Big data is viewed by most of the public with immense caution and fear, conjuring images of Big Brother watching your every move in an Orwell-esque nightmare. We are well versed in films, books and tv shows which display thought-police controlling us and robots enforcing the law of a tyrannical government. However, in reality, Big Data saves lives, and is making a better world for the future. The only problem is that restrictions in the availability of data, in particular medical research, are really delaying the development of Big Data.
One of the biggest problems here is that data restrictions is in the fight against cancer; researchers will often pinpoint lack of data availability as one of the biggest challenges faced in their research.

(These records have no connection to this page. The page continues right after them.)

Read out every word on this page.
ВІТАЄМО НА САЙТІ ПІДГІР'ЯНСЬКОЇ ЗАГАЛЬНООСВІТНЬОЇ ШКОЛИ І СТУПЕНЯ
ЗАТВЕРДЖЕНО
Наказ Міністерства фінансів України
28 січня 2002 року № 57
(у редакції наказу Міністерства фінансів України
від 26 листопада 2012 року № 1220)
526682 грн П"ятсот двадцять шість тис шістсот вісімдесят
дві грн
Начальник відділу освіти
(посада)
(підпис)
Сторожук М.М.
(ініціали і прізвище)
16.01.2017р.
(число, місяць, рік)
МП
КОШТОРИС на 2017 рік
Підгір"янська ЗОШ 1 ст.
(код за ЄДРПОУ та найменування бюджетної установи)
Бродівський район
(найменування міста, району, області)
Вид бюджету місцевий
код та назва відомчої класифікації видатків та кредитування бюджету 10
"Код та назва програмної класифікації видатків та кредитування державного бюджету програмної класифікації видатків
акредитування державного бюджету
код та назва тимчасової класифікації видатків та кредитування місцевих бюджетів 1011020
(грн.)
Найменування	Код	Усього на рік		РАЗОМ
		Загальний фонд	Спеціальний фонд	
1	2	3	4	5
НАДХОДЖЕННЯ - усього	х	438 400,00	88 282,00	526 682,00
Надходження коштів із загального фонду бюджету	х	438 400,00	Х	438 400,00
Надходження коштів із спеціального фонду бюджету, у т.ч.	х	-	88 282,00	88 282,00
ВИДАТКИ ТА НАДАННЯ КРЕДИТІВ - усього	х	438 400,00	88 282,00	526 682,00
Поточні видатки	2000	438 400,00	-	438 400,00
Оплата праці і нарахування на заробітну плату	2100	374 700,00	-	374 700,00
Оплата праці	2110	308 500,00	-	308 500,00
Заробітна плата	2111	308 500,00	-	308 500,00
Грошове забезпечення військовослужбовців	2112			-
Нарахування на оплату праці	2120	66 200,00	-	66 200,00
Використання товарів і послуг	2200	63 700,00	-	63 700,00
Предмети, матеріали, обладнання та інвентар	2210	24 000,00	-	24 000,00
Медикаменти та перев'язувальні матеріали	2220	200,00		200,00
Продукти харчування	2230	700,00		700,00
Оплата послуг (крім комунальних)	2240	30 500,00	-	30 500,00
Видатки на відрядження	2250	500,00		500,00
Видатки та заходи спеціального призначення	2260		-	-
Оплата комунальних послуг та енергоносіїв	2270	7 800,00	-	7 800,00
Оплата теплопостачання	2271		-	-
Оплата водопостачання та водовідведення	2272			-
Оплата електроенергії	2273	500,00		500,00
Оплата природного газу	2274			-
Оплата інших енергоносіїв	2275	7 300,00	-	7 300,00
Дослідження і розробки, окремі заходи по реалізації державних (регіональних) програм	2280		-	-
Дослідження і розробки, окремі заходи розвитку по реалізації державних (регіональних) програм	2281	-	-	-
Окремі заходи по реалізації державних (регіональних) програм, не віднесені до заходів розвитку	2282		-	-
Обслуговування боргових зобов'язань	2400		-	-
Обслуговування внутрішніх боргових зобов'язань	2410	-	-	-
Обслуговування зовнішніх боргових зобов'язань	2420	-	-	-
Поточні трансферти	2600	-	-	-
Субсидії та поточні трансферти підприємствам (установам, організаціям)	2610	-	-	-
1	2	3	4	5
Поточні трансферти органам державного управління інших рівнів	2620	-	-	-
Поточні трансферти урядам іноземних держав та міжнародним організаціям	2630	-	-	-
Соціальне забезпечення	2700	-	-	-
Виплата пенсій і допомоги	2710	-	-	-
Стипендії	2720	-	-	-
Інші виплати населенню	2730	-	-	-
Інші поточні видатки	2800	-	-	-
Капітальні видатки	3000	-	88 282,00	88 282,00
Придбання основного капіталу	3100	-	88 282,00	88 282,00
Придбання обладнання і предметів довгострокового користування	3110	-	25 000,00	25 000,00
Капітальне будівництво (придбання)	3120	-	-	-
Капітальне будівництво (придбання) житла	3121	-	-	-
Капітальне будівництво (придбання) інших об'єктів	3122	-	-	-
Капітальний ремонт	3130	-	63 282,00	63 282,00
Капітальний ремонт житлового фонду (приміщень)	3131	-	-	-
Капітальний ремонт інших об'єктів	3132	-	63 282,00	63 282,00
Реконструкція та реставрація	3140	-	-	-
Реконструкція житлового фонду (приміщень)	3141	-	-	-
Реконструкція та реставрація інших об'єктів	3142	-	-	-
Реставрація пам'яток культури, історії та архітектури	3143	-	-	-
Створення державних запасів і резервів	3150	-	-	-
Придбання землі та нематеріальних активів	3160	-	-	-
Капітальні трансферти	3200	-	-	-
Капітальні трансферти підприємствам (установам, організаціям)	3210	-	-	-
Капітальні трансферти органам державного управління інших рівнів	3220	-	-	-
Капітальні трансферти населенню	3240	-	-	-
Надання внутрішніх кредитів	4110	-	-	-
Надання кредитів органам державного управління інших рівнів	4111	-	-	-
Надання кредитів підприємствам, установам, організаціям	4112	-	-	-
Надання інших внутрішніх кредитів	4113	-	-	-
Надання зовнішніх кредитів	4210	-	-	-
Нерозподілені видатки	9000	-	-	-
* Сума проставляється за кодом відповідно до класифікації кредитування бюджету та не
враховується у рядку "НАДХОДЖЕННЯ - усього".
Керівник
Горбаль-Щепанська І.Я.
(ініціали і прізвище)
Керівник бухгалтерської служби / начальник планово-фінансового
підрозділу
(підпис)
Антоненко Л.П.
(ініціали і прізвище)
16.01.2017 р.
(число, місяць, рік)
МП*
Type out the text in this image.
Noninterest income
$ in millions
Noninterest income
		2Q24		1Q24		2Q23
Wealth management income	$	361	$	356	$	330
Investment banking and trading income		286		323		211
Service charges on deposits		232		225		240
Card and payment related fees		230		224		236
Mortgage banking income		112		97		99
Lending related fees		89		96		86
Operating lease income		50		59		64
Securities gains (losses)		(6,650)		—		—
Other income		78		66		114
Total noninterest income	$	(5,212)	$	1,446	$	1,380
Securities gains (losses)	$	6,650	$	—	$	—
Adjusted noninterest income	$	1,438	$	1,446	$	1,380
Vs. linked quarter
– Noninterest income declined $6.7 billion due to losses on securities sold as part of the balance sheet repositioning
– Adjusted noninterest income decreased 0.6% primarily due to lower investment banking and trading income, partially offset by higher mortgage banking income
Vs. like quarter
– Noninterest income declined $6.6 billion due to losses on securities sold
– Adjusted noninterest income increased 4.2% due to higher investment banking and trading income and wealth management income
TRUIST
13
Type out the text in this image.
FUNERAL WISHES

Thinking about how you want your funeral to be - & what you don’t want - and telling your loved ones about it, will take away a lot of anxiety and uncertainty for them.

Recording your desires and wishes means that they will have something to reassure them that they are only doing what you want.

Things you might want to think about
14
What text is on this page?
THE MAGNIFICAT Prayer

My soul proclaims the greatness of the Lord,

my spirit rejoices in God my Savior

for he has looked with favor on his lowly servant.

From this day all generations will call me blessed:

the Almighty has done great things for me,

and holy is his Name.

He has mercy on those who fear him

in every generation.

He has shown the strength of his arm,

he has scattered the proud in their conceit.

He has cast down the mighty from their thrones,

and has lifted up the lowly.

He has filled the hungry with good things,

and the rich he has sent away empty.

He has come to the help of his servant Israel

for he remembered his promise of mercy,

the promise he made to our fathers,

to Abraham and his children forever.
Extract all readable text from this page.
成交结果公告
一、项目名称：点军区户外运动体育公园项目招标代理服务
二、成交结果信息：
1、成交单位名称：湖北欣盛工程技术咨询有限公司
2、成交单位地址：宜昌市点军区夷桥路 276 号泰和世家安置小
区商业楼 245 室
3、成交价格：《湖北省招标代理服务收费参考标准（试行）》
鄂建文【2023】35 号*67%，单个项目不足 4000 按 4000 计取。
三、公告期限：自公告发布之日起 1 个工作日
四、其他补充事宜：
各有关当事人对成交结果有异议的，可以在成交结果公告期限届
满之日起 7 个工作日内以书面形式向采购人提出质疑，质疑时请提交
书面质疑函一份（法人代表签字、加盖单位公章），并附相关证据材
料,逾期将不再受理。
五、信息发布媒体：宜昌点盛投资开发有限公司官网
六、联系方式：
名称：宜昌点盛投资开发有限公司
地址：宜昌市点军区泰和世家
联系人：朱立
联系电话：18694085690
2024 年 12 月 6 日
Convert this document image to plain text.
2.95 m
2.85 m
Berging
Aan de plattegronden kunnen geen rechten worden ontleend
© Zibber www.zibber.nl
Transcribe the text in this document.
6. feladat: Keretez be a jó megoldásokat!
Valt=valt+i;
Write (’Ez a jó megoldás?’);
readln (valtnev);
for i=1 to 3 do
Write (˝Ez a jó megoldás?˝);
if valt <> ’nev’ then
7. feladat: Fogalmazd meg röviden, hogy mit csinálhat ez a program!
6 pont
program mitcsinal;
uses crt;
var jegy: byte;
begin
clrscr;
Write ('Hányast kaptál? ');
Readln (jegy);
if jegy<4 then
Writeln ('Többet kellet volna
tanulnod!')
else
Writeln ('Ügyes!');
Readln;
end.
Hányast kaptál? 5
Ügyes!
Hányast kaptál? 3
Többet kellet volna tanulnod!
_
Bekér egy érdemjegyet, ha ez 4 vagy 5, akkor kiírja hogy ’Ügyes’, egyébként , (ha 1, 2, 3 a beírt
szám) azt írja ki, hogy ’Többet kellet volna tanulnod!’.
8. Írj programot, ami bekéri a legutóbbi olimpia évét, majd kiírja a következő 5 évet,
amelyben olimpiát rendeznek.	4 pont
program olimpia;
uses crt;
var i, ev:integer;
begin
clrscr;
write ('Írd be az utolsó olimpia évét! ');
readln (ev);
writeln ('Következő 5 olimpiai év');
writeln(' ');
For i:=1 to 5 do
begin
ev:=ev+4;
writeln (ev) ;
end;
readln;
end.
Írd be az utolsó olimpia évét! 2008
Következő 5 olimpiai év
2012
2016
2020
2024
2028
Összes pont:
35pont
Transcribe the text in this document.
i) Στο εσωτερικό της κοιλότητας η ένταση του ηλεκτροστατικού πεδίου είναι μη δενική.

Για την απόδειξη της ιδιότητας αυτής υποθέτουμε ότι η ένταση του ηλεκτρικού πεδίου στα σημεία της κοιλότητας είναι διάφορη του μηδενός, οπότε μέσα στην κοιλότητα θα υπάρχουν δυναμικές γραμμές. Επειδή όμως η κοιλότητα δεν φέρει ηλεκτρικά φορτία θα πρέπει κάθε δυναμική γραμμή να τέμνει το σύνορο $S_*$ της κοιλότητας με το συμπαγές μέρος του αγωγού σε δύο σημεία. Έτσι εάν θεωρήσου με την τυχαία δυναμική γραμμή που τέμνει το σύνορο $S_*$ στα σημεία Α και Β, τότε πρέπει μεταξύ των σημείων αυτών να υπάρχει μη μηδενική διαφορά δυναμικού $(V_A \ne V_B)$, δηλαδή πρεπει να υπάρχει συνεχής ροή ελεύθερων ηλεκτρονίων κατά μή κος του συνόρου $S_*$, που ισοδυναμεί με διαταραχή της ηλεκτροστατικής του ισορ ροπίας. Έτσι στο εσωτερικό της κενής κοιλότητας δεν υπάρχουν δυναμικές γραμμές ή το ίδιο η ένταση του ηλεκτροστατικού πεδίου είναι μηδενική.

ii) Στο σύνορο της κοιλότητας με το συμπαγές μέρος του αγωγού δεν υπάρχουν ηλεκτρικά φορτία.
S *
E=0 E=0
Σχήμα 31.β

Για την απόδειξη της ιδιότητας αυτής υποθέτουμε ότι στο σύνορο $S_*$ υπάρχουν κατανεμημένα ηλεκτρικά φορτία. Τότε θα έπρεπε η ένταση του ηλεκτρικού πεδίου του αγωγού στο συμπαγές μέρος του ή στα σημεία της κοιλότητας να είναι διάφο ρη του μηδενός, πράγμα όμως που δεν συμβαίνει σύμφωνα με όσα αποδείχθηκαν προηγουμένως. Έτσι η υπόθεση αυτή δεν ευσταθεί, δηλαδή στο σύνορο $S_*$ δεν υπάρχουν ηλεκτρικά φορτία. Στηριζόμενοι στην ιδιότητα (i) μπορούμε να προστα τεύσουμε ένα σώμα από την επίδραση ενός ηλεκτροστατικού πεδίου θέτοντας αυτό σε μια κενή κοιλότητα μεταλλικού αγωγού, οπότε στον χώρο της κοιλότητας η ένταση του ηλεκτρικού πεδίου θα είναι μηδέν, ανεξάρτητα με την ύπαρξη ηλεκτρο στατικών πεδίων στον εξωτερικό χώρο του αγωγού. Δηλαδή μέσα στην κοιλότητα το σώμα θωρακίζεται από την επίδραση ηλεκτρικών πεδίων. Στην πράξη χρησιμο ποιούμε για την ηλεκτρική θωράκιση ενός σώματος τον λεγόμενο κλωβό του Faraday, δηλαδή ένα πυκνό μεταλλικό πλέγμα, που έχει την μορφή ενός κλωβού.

The idea is that this data could be brought together and examined so that it is more than the sum of its parts, but this data is often in ‘data silos’, and there is no communication between these groups. Furthermore, it is common to find the genetic make-up of cancer cells from a patient in one silo, and a completely separate and difficult to navigate database containing the patient’s information, symptoms, and response to treatment. These two pieces of information only have value when studied side by side, where there is the possibility they will reveal previously unknown causes of cancer, and help towards the development of more effective treatments.
Furthermore, this data availability problem is also harmful in other areas of medical research. In terms of rare diseases, it seems as though it would be a lot better for doctors to be able to easily access the research of others, and share their research. This could lead to a superior understanding of the disease, and would lead to an international body of research that would be helping researchers and patients from other sides of the world. Through responsible and effective sharing of data over, in effect, a ‘genomic internet’, data collaboration can help save lives.
Patients are also playing a role in the development of data sharing. For example, ROS1 is a gene that, when damaged, can give rise to cancer. Spurred on by a lack of progress with this disease, over 130 patients from 11 different countries came together and have approached a foundation to develop a clinical trial for this disease. It is likely that we will see a lot more patient-driven approaches in coming years, which promises to be beneficial for rare disease and cancer research.
There has recently been a call for a change in policy, which would enable data sharing that will eventually increase survival rates and improve the quality of life of cancer patients. Patient involvement is at the heart of this work, giving the public a vital role to play in making this a reality. Only with the support of the public can Big Data be used for such a good cause worldwide.